Olhei pelo canto do olho e vi que se tratava de um senhor, talvez por volta de seus 50 e poucos anos, maltrapilho, desses homens de rua que cruzamos o tempo todo, e de tanto encontrá-los vamos ficando indiferentes. Ignoramos, em geral, suas solicitações, suas condições, e irritados e/ou assustados, nos afastamos.

Contudo, aquela fala ficou ecoando em mim. Em meio às suas perturbações psicológicas aquele homem tinha uma lucidez estranha de sua situação, uma vez que lucidez encontra-se quase em extinção. Ele, com um rádio antigo na mão e um pedaço curto de pau (simbolizando um microfone), gritava sua angústia e repartia sua realidade.

Por um lado pergunto-me: quem ouve esse gemido? Andamos tão apressados, tão ensimesmados que gritos de fora somam-se aos gritos de dentro e, por não aguentarmos tanto ruído, nos perdemos em afazeres sem fim.

Por outro lado, penso que aquela aflição, gritada em desespero, retrata a nossa realidade. Assim como aquele homem, já com pouca ou nenhuma referência de sua própria dignidade, ora se perde em pensamentos desconexos, ora compreende e coloca acertadamente em palavras o que se passa do lado de dentro.
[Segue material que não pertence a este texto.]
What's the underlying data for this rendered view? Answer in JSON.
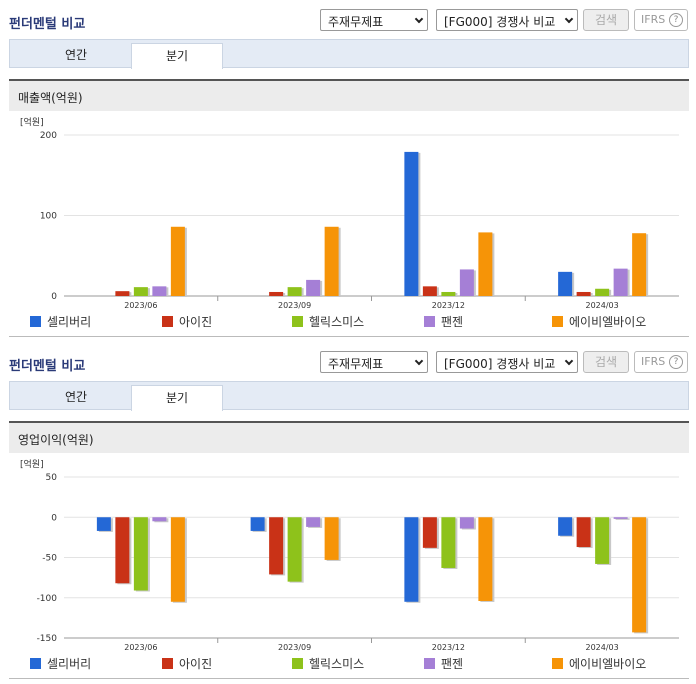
{
  "colors": {
    "s0": "#2468d6",
    "s1": "#c93217",
    "s2": "#8ec21b",
    "s3": "#a57fd6",
    "s4": "#f69407"
  },
  "panels": [
    {
      "title": "펀더멘털 비교",
      "statement_select": "주재무제표",
      "peer_select": "[FG000] 경쟁사 비교",
      "search_button": "검색",
      "ifrs_button": "IFRS",
      "help": "?",
      "tabs": [
        "연간",
        "분기"
      ],
      "section_title": "매출액(억원)",
      "chart_data": {
        "type": "bar",
        "unit_label": "[억원]",
        "categories": [
          "2023/06",
          "2023/09",
          "2023/12",
          "2024/03"
        ],
        "ylim": [
          0,
          200
        ],
        "yticks": [
          0,
          100,
          200
        ],
        "grid": true,
        "legend_position": "bottom",
        "series": [
          {
            "name": "셀리버리",
            "values": [
              0,
              0,
              179,
              30
            ]
          },
          {
            "name": "아이진",
            "values": [
              6,
              5,
              12,
              5
            ]
          },
          {
            "name": "헬릭스미스",
            "values": [
              11,
              11,
              5,
              9
            ]
          },
          {
            "name": "팬젠",
            "values": [
              12,
              20,
              33,
              34
            ]
          },
          {
            "name": "에이비엘바이오",
            "values": [
              86,
              86,
              79,
              78
            ]
          }
        ]
      }
    },
    {
      "title": "펀더멘털 비교",
      "statement_select": "주재무제표",
      "peer_select": "[FG000] 경쟁사 비교",
      "search_button": "검색",
      "ifrs_button": "IFRS",
      "help": "?",
      "tabs": [
        "연간",
        "분기"
      ],
      "section_title": "영업이익(억원)",
      "chart_data": {
        "type": "bar",
        "unit_label": "[억원]",
        "categories": [
          "2023/06",
          "2023/09",
          "2023/12",
          "2024/03"
        ],
        "ylim": [
          -150,
          50
        ],
        "yticks": [
          50,
          0,
          -50,
          -100,
          -150
        ],
        "grid": true,
        "legend_position": "bottom",
        "series": [
          {
            "name": "셀리버리",
            "values": [
              -17,
              -17,
              -105,
              -23
            ]
          },
          {
            "name": "아이진",
            "values": [
              -82,
              -71,
              -38,
              -37
            ]
          },
          {
            "name": "헬릭스미스",
            "values": [
              -91,
              -80,
              -63,
              -58
            ]
          },
          {
            "name": "팬젠",
            "values": [
              -5,
              -12,
              -14,
              -2
            ]
          },
          {
            "name": "에이비엘바이오",
            "values": [
              -105,
              -53,
              -104,
              -143
            ]
          }
        ]
      }
    }
  ]
}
Alguns poucos conseguem expressar-se tão verdadeiramente bem, assumindo seus medos e consequências, repartindo suas fragilidades e expondo debilidades. Muitos escondem-se atrás de máscaras, funcionam bancando aparência de fortaleza e sabedoria, mas, sofrendo horrores que não nomeiam. Optam pelo orgulho de manter-se em pé, mas interiormente estão prostrados pelo medo, onde a alma perdeu-se.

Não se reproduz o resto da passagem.